The iWork apps (Pages, Keynote and Numbers) are available in scaled-down versions just for the iPad. Even so, they are impressive applications and at $9.99 each, not a bad deal. While you can save your documents to the free iwork.com site, you cannot open files from there. You can open files from Dropbox and there’s a work-around for saving them using the DropDAV service.
Quickoffice Connect Mobile Suite gives Microsoft Office [$24.99] users the ability to create and edit Word, Excel and PowerPoint documents and includes a file manager that lets you synch files using any number of online platforms including Dropbox and Google Docs.
GoDocs [$3.99] provides full support for Google Docs.
For photo editing, Photogene for iPad [$3.99] is a great option. It provides all the basic editing and adjustment tools you need plus a few goodies added for good measure.
Bloggers using WordPress, LiveJournal and Squarespace have free apps available to help their blogging efforts.

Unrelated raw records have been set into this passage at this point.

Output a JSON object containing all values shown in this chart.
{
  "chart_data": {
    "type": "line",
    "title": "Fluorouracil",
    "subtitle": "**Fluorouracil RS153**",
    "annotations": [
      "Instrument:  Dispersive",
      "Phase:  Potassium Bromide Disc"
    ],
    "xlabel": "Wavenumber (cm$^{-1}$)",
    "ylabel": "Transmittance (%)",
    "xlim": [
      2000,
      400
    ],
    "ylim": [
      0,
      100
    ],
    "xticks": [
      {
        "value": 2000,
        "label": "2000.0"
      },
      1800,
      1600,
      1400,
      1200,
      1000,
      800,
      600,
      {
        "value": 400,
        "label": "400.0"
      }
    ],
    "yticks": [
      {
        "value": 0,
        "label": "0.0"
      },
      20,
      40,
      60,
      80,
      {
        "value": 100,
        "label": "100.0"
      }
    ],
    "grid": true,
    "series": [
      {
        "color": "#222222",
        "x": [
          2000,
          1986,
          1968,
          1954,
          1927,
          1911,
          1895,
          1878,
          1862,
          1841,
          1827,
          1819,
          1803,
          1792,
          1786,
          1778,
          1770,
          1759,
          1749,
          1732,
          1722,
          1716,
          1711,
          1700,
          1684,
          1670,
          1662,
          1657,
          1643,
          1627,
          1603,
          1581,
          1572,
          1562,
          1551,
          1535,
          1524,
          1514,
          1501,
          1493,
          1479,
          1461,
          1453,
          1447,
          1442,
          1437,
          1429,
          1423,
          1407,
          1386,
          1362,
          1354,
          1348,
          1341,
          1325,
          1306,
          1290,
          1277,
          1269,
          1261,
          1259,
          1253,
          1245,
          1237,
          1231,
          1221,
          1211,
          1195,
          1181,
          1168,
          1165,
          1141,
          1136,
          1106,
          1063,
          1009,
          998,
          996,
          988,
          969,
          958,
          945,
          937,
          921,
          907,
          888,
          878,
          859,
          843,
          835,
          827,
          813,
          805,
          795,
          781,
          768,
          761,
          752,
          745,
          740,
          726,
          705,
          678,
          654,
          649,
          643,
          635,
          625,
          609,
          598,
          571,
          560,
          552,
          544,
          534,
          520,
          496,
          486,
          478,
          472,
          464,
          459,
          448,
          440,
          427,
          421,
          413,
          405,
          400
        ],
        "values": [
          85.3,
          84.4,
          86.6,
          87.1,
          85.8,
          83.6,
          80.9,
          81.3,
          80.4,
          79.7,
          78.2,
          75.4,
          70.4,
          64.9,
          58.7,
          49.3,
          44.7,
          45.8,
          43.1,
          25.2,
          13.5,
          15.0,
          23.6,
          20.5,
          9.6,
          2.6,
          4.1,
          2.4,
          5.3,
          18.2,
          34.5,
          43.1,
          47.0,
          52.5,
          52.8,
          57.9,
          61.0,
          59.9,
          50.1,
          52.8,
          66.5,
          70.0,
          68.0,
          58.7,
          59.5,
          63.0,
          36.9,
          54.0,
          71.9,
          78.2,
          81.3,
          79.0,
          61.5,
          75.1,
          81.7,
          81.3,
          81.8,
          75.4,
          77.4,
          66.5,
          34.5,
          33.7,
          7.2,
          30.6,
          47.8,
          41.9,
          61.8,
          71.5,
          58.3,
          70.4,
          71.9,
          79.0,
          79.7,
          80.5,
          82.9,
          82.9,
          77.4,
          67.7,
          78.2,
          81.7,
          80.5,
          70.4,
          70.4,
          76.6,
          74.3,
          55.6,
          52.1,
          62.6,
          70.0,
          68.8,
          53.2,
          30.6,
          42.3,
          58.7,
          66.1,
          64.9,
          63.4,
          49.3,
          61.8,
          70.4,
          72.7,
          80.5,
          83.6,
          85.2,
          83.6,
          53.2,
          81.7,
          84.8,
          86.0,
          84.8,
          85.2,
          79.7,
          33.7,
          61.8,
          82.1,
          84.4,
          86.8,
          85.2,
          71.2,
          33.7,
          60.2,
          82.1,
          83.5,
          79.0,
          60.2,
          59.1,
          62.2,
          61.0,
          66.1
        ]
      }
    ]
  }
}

The WordPress app is very usable. The BlogPress app [currently on sale at $2.99] works with just about every blog platform and is a very capable app. MacJournal [$5.99] can be used to post to Blogger, LiveJournal, TypePad, WordPress and MobileMe.
If you’re going to do any serious work on your iPad, I would recommend a bluetooth keyboard. There are many options to choose from, but since my Mac’s keyboard works fine with the iPad I haven’t investigated any others. I’m also getting quite good at two-finger typing with the on-screen keyboard and I take full advantage of the Text Expander [$4.99] app with allows me to save phrases and other commonly-used text with assigned abbreviations. Whenever I type the abbreviation, Text Expander replaces it with the full phrase. A growing number of iPad apps support Text Expander. There’s also a desktop version for Mac and you can use Dropbox to keep your phrase library synched on both. Oh, it also supports HTML so you can set up commonly used HTML to quickly drop into a blog post.

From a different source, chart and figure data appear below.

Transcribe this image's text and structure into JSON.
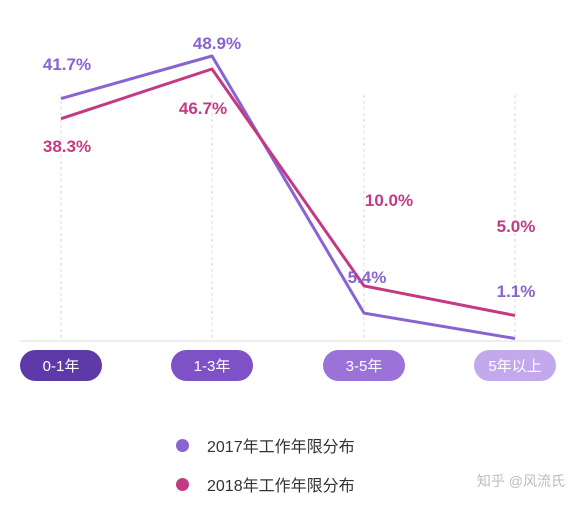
{
  "colors": {
    "series2017": "#8a63d2",
    "series2018": "#c23a83",
    "label2017": "#8a63d2",
    "label2018": "#c23a83",
    "pill_colors": [
      "#5e3aa8",
      "#7e52c6",
      "#9b73d8",
      "#c4a8ec"
    ]
  },
  "chart_data": {
    "type": "line",
    "categories": [
      "0-1年",
      "1-3年",
      "3-5年",
      "5年以上"
    ],
    "series": [
      {
        "name": "2017年工作年限分布",
        "values": [
          41.7,
          48.9,
          5.4,
          1.1
        ],
        "labels": [
          "41.7%",
          "48.9%",
          "5.4%",
          "1.1%"
        ]
      },
      {
        "name": "2018年工作年限分布",
        "values": [
          38.3,
          46.7,
          10.0,
          5.0
        ],
        "labels": [
          "38.3%",
          "46.7%",
          "10.0%",
          "5.0%"
        ]
      }
    ],
    "ylim": [
      0,
      55
    ],
    "grid": "dashed vertical guides",
    "legend": "bottom-center"
  },
  "watermark": "知乎 @风流氏"
}
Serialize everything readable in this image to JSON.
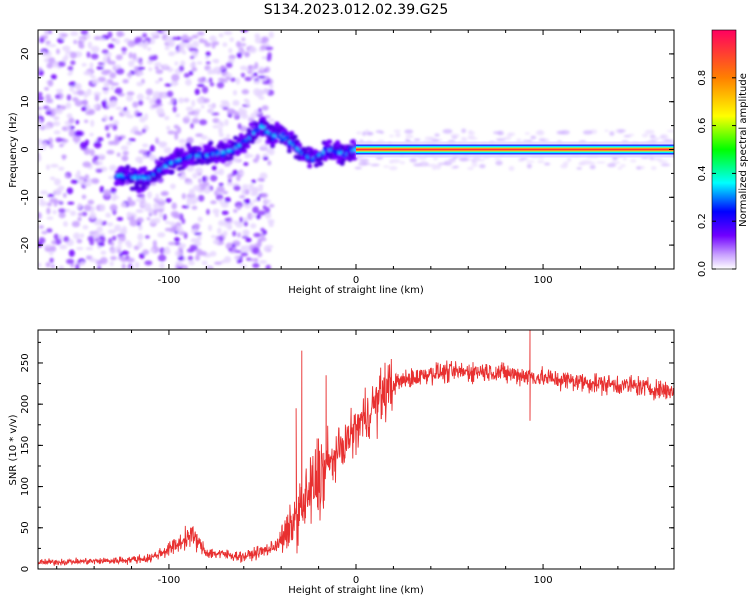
{
  "title": "S134.2023.012.02.39.G25",
  "chart_data": [
    {
      "type": "heatmap",
      "xlabel": "Height of straight line (km)",
      "ylabel": "Frequency (Hz)",
      "xlim": [
        -170,
        170
      ],
      "ylim": [
        -25,
        25
      ],
      "xticks": [
        -100,
        0,
        100
      ],
      "yticks": [
        -20,
        -10,
        0,
        10,
        20
      ],
      "colorbar": {
        "label": "Normalized spectral amplitude",
        "range": [
          0,
          1
        ],
        "ticks": [
          0.0,
          0.2,
          0.4,
          0.6,
          0.8
        ],
        "colormap": [
          "#ffffff",
          "#c8a0ff",
          "#7000ff",
          "#0000ff",
          "#00ffff",
          "#00ff00",
          "#ffff00",
          "#ff8000",
          "#ff0060"
        ]
      },
      "ridge": [
        {
          "x": -125,
          "y": -5.5
        },
        {
          "x": -110,
          "y": -6
        },
        {
          "x": -100,
          "y": -3
        },
        {
          "x": -88,
          "y": -1.5
        },
        {
          "x": -75,
          "y": -1
        },
        {
          "x": -65,
          "y": 0
        },
        {
          "x": -58,
          "y": 2
        },
        {
          "x": -50,
          "y": 5
        },
        {
          "x": -45,
          "y": 3
        },
        {
          "x": -40,
          "y": 3
        },
        {
          "x": -33,
          "y": 1
        },
        {
          "x": -28,
          "y": -1
        },
        {
          "x": -22,
          "y": -2
        },
        {
          "x": -15,
          "y": 0
        },
        {
          "x": -5,
          "y": -1
        },
        {
          "x": 0,
          "y": 0
        },
        {
          "x": 170,
          "y": 0
        }
      ]
    },
    {
      "type": "line",
      "xlabel": "Height of straight line (km)",
      "ylabel": "SNR (10 * v/v)",
      "xlim": [
        -170,
        170
      ],
      "ylim": [
        0,
        290
      ],
      "xticks": [
        -100,
        0,
        100
      ],
      "yticks": [
        0,
        50,
        100,
        150,
        200,
        250
      ],
      "color": "#e83030",
      "trend": [
        {
          "x": -170,
          "y": 8
        },
        {
          "x": -130,
          "y": 10
        },
        {
          "x": -110,
          "y": 13
        },
        {
          "x": -95,
          "y": 30
        },
        {
          "x": -88,
          "y": 42
        },
        {
          "x": -80,
          "y": 20
        },
        {
          "x": -60,
          "y": 15
        },
        {
          "x": -45,
          "y": 25
        },
        {
          "x": -38,
          "y": 40
        },
        {
          "x": -30,
          "y": 70
        },
        {
          "x": -20,
          "y": 110
        },
        {
          "x": -10,
          "y": 140
        },
        {
          "x": 0,
          "y": 170
        },
        {
          "x": 10,
          "y": 200
        },
        {
          "x": 20,
          "y": 225
        },
        {
          "x": 40,
          "y": 238
        },
        {
          "x": 70,
          "y": 240
        },
        {
          "x": 100,
          "y": 232
        },
        {
          "x": 130,
          "y": 225
        },
        {
          "x": 150,
          "y": 222
        },
        {
          "x": 170,
          "y": 215
        }
      ],
      "spikes": [
        {
          "x": -37,
          "y": 25
        },
        {
          "x": -32,
          "y": 195
        },
        {
          "x": -29,
          "y": 265
        },
        {
          "x": -16,
          "y": 235
        },
        {
          "x": 93,
          "y": 290
        },
        {
          "x": 93,
          "y": 180
        }
      ]
    }
  ]
}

I still do most of my writing on my desktop, but I find that I’m frequently carrying draft projects with me to edit whenever I have a few minutes. Once you get comfortable selecting text with your finger, you’ll find the iPad is quite nice for editing. And, because you’re more likely to carry it with you than your laptop, it’s there when you need it.
On our recent trip to California, we only took our iPads. Travel time each way was about 12 hours and we were reading, listening to music, playing games and doing some work. The batteries held up throughout the trip. It was a very pleasant surprise.